Question

OR
In the given figure, BC, BA and AC are tangents to the circle
touching the circle at D, E and F respectively. If BD = 30 cm,
CD = 7 cm and ZA = 90°, find the radius of the circle.​

Answer 1

Radius is 5 cm.

Step-by-step explanation:

Here, BD = 30 cm & CD = 7 cm

Theorems that can be implied :

1.) Length of two tangents are equal when drawn from same external point  

2.) Pythagoras Theorem - which states that -

$(Hypotenuse)^2 = (Perpendicular)^2 + (Base)^2$

Explanation

i) AB, BC, and AC are tangents to the circle at E, D, and F.

BD = 30 cm with DC = 7 cm further ∠BAC = 90°

As per the theorem,

BE = 30 cm = BD,

Also FC = 7 cm = DC

Let AE = x = AF…. (1)

Then AB = BE + AE = (30 + x)

AC = AF + FC = (7 + x)

BC = BD + DC = 30 + 7 = 37 cm

• Consider right Δ ABC, by Pythagoras theorem we have

$BC^2 = AB^2 + AC^2$

⇒ $(37)^2 = (30 + x)^2 + (7 + x)^2$

⇒ 1369 = 900 + 60x + $x^2$ + 49 + 14x + $x^2$

⇒ $2x^2$+ 74x + 949 – 1369 = 0

⇒ $2x^2$+ 74x – 420 = 0

⇒ $x^2$ + 37x – 210 = 0

⇒ $x^2$ + 42x – 5x – 210 = 0

⇒ x (x + 42) – 5 (x + 42) = 0

⇒ (x – 5) (x + 42) = 0

⇒ (x – 5) = 0 or (x + 42) = 0

⇒ x = 5 or x = – 42

⇒ x = 5 [Since x cannot be negative]

∴ AF = 5 cm [From (1)]

Therefore AB =30 +x = 30 + 5 = 35 cm

ii)AC = 7 + x = 7 + 5 = 12 cm

Let ‘O’ be the centre of the circle and ‘r’ the radius of the circle.

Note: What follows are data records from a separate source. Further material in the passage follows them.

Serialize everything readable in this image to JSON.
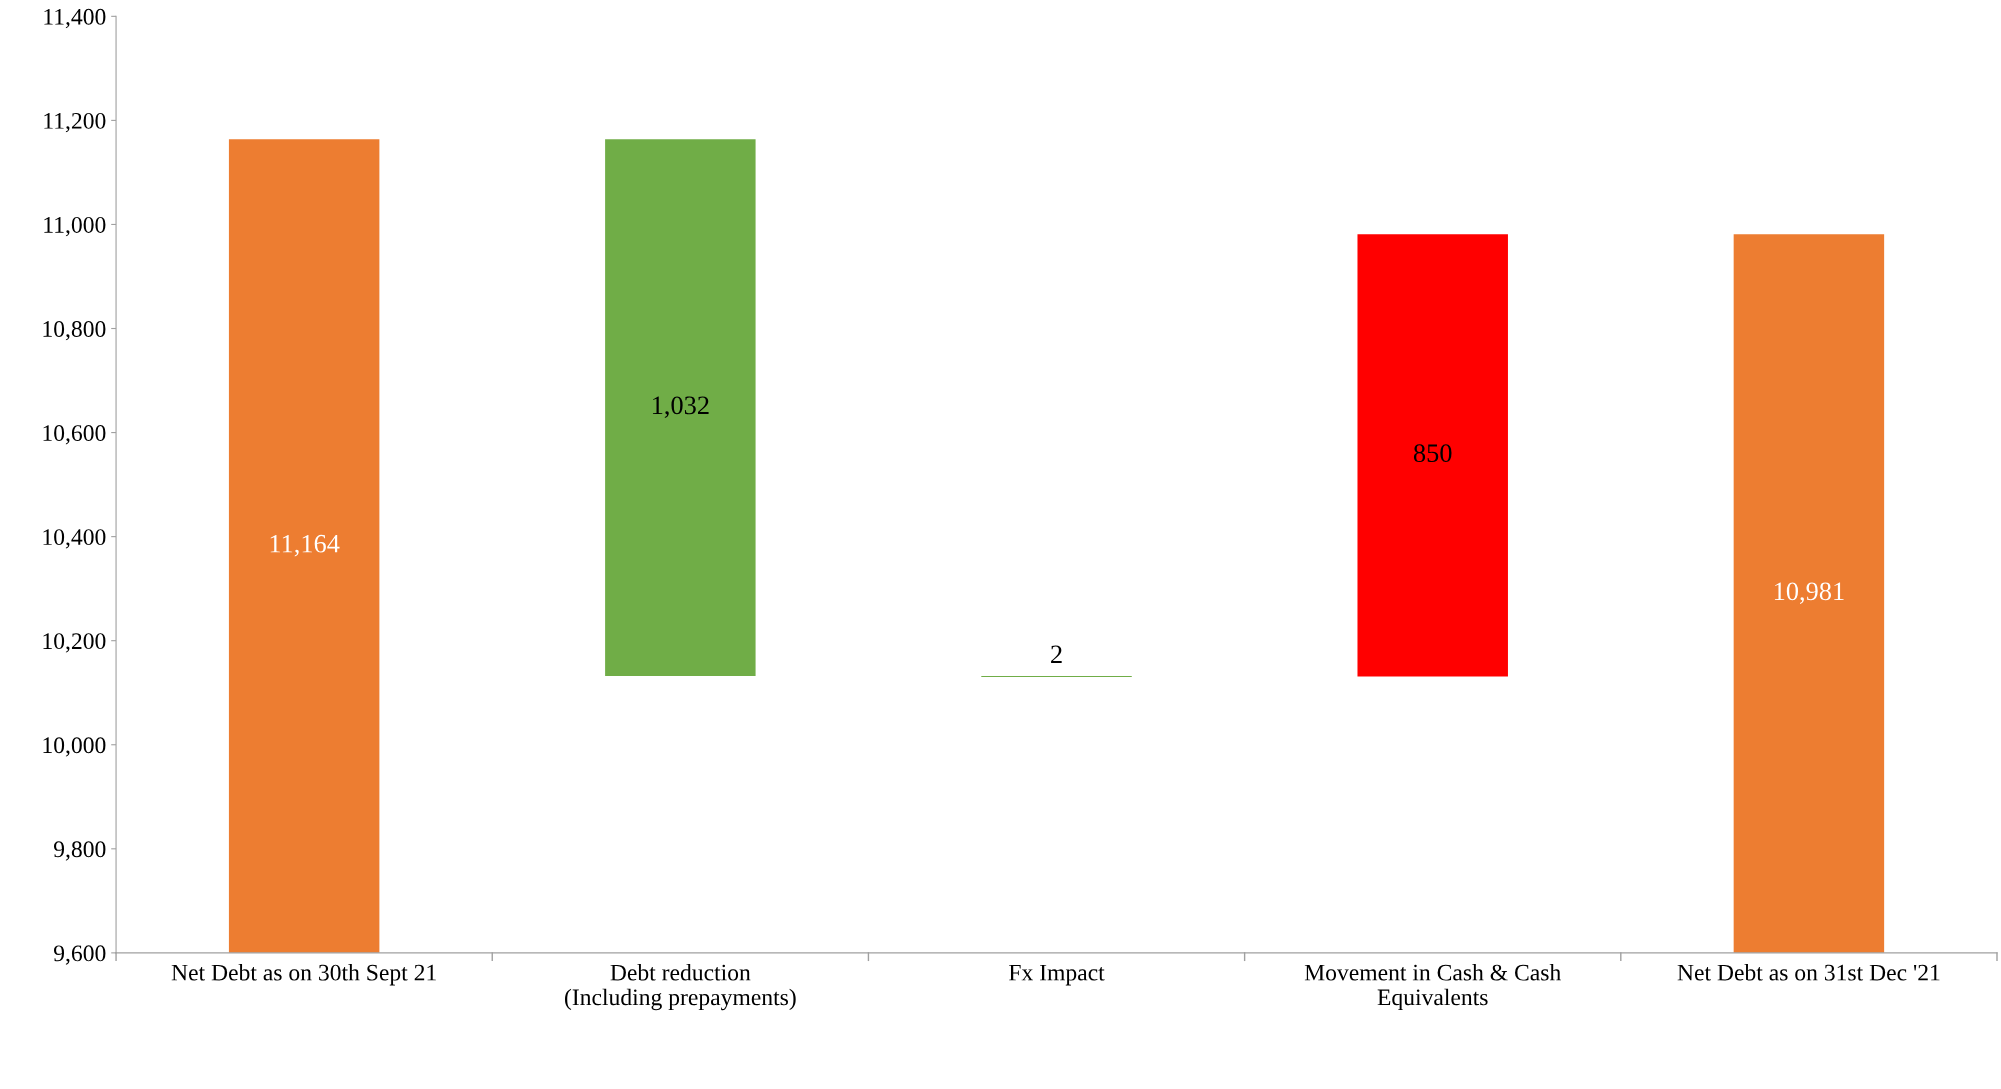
{
  "chart_data": {
    "type": "bar",
    "categories": [
      "Net Debt as on 30th Sept 21",
      "Debt reduction\n(Including prepayments)",
      "Fx Impact",
      "Movement in Cash & Cash\nEquivalents",
      "Net Debt as on 31st Dec '21"
    ],
    "values": [
      11164,
      1032,
      2,
      850,
      10981
    ],
    "base": [
      0,
      10132,
      10130,
      10131,
      0
    ],
    "colors": [
      "#ed7d31",
      "#70ad47",
      "#70ad47",
      "#ff0000",
      "#ed7d31"
    ],
    "value_labels": [
      "11,164",
      "1,032",
      "2",
      "850",
      "10,981"
    ],
    "ylim": [
      9600,
      11400
    ],
    "yticks": [
      {
        "value": 9600,
        "label": "9,600"
      },
      {
        "value": 9800,
        "label": "9,800"
      },
      {
        "value": 10000,
        "label": "10,000"
      },
      {
        "value": 10200,
        "label": "10,200"
      },
      {
        "value": 10400,
        "label": "10,400"
      },
      {
        "value": 10600,
        "label": "10,600"
      },
      {
        "value": 10800,
        "label": "10,800"
      },
      {
        "value": 11000,
        "label": "11,000"
      },
      {
        "value": 11200,
        "label": "11,200"
      },
      {
        "value": 11400,
        "label": "11,400"
      }
    ],
    "grid": false,
    "legend": false
  }
}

Join two of the points O, F; points O, D and points O, E.

From the figure,

$\frac {1}{2} \times AC \times AB = (\frac {1}{2} \times AB \times OE) + (\frac {1}{2} \times BC \times OD) + ( \frac {1}{2} \times AC \times OC)$

⇒ $AC \times AB = AB \times OE + BC \times OD + AC \times OC$

⇒ $12 \times 35 = 35 \times r + 37 \times r + 12 \times r$

⇒ 420 = 84 r

∴ r = 5

Thus the radius of the circle is 5 cm.